Of course, this all takes place against the backdrop of the fact that the B1G wants – arguably, feels entitled to – Notre Dame in its conference/media rights cabal. The league wants ND enough that it actually has a standing figure (the exact number isn’t known) negotiated into its latest behemoth television contract – you know, the one they and their corporate overlords at FOX destroyed the Pac-12 to get – that outlines what happens if Notre Dame joins. That gives the Irish leverage.

Another bit of leverage ND has on its side is that the B1G isn’t the only game in town. The SEC – hardly innocent in the morass this sport has become, mind you – has increasingly emerged as an unlikely potential ally for Notre Dame, dating to when those two parties helped devise the original 12-team playoff format, both at the time wanting to reserve maximum at-large access.*

* Not that I ever don’t want ND to go 12-0, but it would be particularly delicious to do so this year, given that ND made an honest effort to kowtow to the ‘conference uber alles’ mindset by negotiating away a chance at a bye, enthusiastically endorsing their being reserved for conference champions in the 12-team format. Then Boise State got a bye and the SEC and B1G threw a hissy fit about it, so now ND can get a bye in 2025.

If ND joined the B1G, whatever media rights arms race exists between the two superpower conferences would be over; the B1G would have won it, with no real move left the SEC could make in response. There’s a clear incentive for the SEC not to allow a situation where Notre Dame goes to their rival conference if they can avoid it. Recall also that Disney, which has no relationship with the B1G, is the SEC’s corporate overlord and also the ACC’s, so they have double the reasons not to let ND get away.

It’s not hard to guess that that’s played a role in ND’s recent and upcoming series with Georgia, Florida, Alabama, Texas and Texas A&M (in addition to the recently announced Clemson relationship), series I would anticipate more of going forward. If the B1G was in fact trying to put the screws to ND and force them to join up (the reverse of the move they tried over 100 years ago, when ND desperately wanted in the conference and ended up becoming a national independent only when the B1G tried to blockade them), Pete Bevacqua’s first call could and probably would be to Greg Sankey to see what the SEC could do to keep that from happening. Sankey is many things, but he is creative, intelligent and some would say devious. If there’s a way to come up with a ND-related plan that would benefit the SEC, he’ll be happy to help devise it.
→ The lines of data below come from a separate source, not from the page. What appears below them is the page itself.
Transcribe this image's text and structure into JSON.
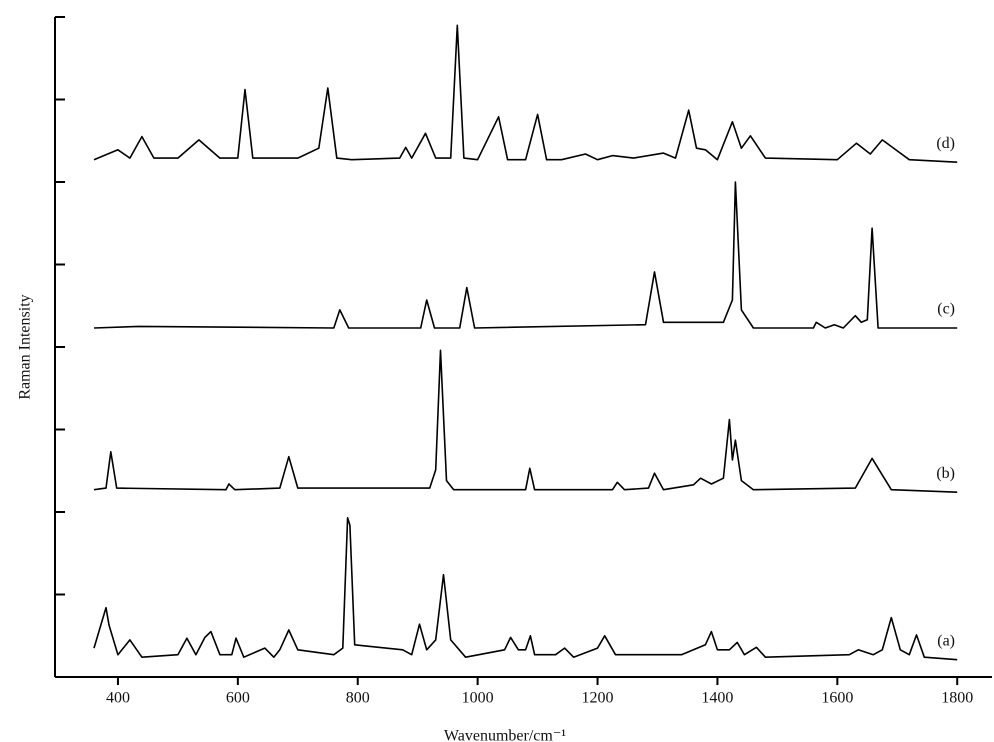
{
  "chart_data": {
    "type": "line",
    "x_label": "Wavenumber/cm⁻¹",
    "y_label": "Raman Intensity",
    "xlim": [
      295,
      1858
    ],
    "xticks": [
      400,
      600,
      800,
      1000,
      1200,
      1400,
      1600,
      1800
    ],
    "ylim": [
      0,
      8
    ],
    "yticks": [
      1,
      2,
      3,
      4,
      5,
      6,
      7,
      8
    ],
    "series": [
      {
        "name": "(d)",
        "color": "#000000",
        "x": [
          360,
          400,
          420,
          440,
          460,
          500,
          535,
          570,
          600,
          612,
          625,
          660,
          700,
          735,
          750,
          765,
          790,
          870,
          880,
          890,
          913,
          930,
          955,
          966,
          977,
          1000,
          1035,
          1050,
          1080,
          1100,
          1115,
          1140,
          1180,
          1200,
          1225,
          1260,
          1310,
          1330,
          1352,
          1365,
          1380,
          1400,
          1425,
          1440,
          1455,
          1480,
          1600,
          1632,
          1655,
          1675,
          1720,
          1800
        ],
        "values": [
          6.27,
          6.39,
          6.29,
          6.55,
          6.29,
          6.29,
          6.51,
          6.29,
          6.29,
          7.12,
          6.29,
          6.29,
          6.29,
          6.41,
          7.14,
          6.29,
          6.27,
          6.29,
          6.42,
          6.29,
          6.59,
          6.29,
          6.29,
          7.9,
          6.29,
          6.27,
          6.79,
          6.27,
          6.27,
          6.82,
          6.27,
          6.27,
          6.34,
          6.27,
          6.32,
          6.29,
          6.35,
          6.29,
          6.87,
          6.41,
          6.39,
          6.27,
          6.73,
          6.41,
          6.56,
          6.29,
          6.27,
          6.47,
          6.34,
          6.51,
          6.27,
          6.24
        ]
      },
      {
        "name": "(c)",
        "color": "#000000",
        "x": [
          360,
          435,
          760,
          770,
          785,
          905,
          915,
          928,
          970,
          982,
          995,
          1280,
          1295,
          1310,
          1410,
          1425,
          1430,
          1440,
          1460,
          1560,
          1565,
          1580,
          1595,
          1610,
          1630,
          1640,
          1650,
          1658,
          1668,
          1800
        ],
        "values": [
          4.23,
          4.25,
          4.23,
          4.45,
          4.23,
          4.23,
          4.57,
          4.23,
          4.23,
          4.72,
          4.23,
          4.27,
          4.91,
          4.3,
          4.3,
          4.57,
          6.0,
          4.45,
          4.23,
          4.23,
          4.3,
          4.23,
          4.27,
          4.23,
          4.38,
          4.3,
          4.33,
          5.44,
          4.23,
          4.23
        ]
      },
      {
        "name": "(b)",
        "color": "#000000",
        "x": [
          360,
          380,
          388,
          398,
          580,
          585,
          595,
          670,
          685,
          700,
          920,
          930,
          938,
          948,
          960,
          1080,
          1087,
          1095,
          1225,
          1233,
          1245,
          1285,
          1295,
          1310,
          1360,
          1372,
          1390,
          1410,
          1420,
          1425,
          1430,
          1440,
          1460,
          1630,
          1658,
          1690,
          1800
        ],
        "values": [
          2.27,
          2.29,
          2.73,
          2.29,
          2.27,
          2.34,
          2.27,
          2.29,
          2.67,
          2.29,
          2.29,
          2.51,
          3.96,
          2.38,
          2.27,
          2.27,
          2.53,
          2.27,
          2.27,
          2.36,
          2.27,
          2.29,
          2.47,
          2.27,
          2.33,
          2.41,
          2.34,
          2.41,
          3.12,
          2.63,
          2.87,
          2.38,
          2.27,
          2.29,
          2.65,
          2.27,
          2.24
        ]
      },
      {
        "name": "(a)",
        "color": "#000000",
        "x": [
          360,
          380,
          385,
          400,
          420,
          440,
          500,
          515,
          530,
          545,
          555,
          570,
          590,
          597,
          610,
          645,
          660,
          670,
          685,
          700,
          760,
          775,
          783,
          787,
          795,
          875,
          890,
          903,
          915,
          930,
          943,
          955,
          980,
          1045,
          1055,
          1068,
          1080,
          1088,
          1095,
          1130,
          1145,
          1160,
          1200,
          1212,
          1230,
          1340,
          1380,
          1390,
          1400,
          1420,
          1433,
          1445,
          1465,
          1480,
          1620,
          1635,
          1660,
          1675,
          1690,
          1705,
          1720,
          1732,
          1745,
          1800
        ],
        "values": [
          0.35,
          0.84,
          0.63,
          0.27,
          0.45,
          0.24,
          0.27,
          0.47,
          0.27,
          0.48,
          0.55,
          0.27,
          0.27,
          0.47,
          0.24,
          0.35,
          0.24,
          0.33,
          0.57,
          0.33,
          0.27,
          0.35,
          1.93,
          1.84,
          0.39,
          0.33,
          0.27,
          0.64,
          0.33,
          0.45,
          1.24,
          0.45,
          0.24,
          0.33,
          0.48,
          0.33,
          0.33,
          0.5,
          0.27,
          0.27,
          0.35,
          0.24,
          0.35,
          0.5,
          0.27,
          0.27,
          0.39,
          0.55,
          0.33,
          0.33,
          0.42,
          0.27,
          0.36,
          0.24,
          0.27,
          0.33,
          0.27,
          0.33,
          0.72,
          0.33,
          0.27,
          0.51,
          0.24,
          0.21
        ]
      }
    ]
  }
}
There are historical reasons, of course, that ND shouldn’t ever join the B1G. Anyone reading this likely already knows them. But increasingly, there are pragmatic ones too. Notre Dame and the B1G are, to be frank, ideologically opposed on what they want the sport to look like, with this latest USC and CFP format nonsense the latest proof. The Irish don’t exactly share all of the SEC’s aims either, but it’s fair to say the two are far less at odds.

Also, the SEC is by just about any measure better at football than the B1G, and will continue to be. That seems like a good reason to seek them out for some sort of partnership. What form that would take? I do not know. But I’m in favor of pretty much whatever the parties can work out if they decide to come to the table together, and after the last month in particular, all Notre Dame fans should be.